The evaluation was conducted on x86-64 and ARM64 using 27 pure-bytecode microbenchmarks and production applications (Cilium and Katran).

• Microbenchmark Performance:
  • x86-64: EInsn achieved up to 24% speedup (1.242×) over the unmodified kernel JIT, recovering 42% of the performance gap to native code.
  • ARM64: EInsn achieved up to 22% speedup (1.222×).
  • Code Size: Native code size decreased by 12–23%.
• Production Applications:
  • Cilium (x86-64): Throughput improved by 7.4% (1.074×).
  • Katran (ARM64): Throughput improved by 7.3% (1.073×).
• Overhead: Load-time overhead was negligible (geometric mean ratio of 0.99× relative to stock kernel).
• Policy Sensitivity: The study highlighted that blindly enabling all matched sites does not always yield optimal performance; a "profitability" policy (selecting families based on workload-specific gains) is more effective than maximizing coverage.
• Upper Bound Comparison: The authors compared EInsn against a "native-in-kernel" approach (trusting the entire application's native code). While the native approach achieved 2.358× speedup on Cilium, it required trusting the application's native code, significantly enlarging the TCB. EInsn occupies a middle ground, offering controlled speedups without trusting the full application binary.
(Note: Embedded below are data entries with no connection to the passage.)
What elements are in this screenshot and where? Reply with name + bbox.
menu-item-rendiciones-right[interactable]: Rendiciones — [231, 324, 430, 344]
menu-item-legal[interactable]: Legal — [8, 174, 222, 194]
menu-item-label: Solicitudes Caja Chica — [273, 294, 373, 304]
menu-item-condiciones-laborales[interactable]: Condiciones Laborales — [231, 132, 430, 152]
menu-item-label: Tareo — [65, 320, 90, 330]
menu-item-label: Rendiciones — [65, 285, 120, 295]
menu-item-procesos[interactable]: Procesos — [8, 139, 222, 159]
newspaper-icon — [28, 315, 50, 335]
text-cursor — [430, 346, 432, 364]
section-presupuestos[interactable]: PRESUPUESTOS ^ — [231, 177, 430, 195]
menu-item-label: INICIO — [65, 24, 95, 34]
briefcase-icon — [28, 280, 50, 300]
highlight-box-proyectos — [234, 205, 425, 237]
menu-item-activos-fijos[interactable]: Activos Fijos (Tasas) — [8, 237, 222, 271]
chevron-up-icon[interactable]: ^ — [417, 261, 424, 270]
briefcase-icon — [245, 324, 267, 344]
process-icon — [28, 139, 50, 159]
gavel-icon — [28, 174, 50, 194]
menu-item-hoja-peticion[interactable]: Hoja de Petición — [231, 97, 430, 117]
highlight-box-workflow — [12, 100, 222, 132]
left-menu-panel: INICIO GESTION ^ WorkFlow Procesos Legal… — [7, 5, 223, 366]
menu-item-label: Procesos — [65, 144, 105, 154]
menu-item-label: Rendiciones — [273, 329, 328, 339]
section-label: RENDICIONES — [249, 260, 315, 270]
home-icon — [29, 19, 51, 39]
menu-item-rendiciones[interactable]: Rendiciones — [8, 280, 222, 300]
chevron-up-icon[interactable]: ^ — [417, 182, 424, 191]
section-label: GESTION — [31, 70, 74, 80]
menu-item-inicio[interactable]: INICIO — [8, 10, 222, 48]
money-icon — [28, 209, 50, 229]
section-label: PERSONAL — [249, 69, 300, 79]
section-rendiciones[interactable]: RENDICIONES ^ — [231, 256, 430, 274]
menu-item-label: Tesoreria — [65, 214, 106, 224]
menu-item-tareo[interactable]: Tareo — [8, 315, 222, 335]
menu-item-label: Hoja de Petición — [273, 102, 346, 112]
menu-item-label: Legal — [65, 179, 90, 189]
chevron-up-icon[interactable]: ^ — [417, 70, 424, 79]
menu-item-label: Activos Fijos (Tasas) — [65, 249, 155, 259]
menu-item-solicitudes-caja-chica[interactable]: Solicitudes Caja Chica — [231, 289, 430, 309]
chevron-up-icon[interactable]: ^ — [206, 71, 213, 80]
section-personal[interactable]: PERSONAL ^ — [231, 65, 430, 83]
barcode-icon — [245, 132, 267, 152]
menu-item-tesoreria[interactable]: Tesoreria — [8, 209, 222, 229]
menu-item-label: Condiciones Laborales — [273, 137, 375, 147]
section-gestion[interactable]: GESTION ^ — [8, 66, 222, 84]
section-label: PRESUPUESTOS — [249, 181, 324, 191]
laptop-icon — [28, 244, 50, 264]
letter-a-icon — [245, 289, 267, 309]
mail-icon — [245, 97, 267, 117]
5. Significance and Claims

The paper claims that Kops successfully addresses the performance limitations of the eBPF JIT without compromising its safety model or significantly enlarging the TCB. By decoupling the safety proof (vanilla eBPF) from the performance optimization (native emit), Kops allows for the introduction of hardware-specific idioms that were previously impossible to utilize safely within the kernel.

The authors emphasize that this approach avoids the need for upstream kernel JIT modifications or instruction set revisions. Instead, new operations are shipped as loadable kernel modules. The work demonstrates that a small, bounded set of hardware idioms can recover a significant portion of the eBPF-native performance gap, making eBPF a more viable option for high-performance, low-latency kernel tasks while maintaining the rigorous safety guarantees required for kernel execution.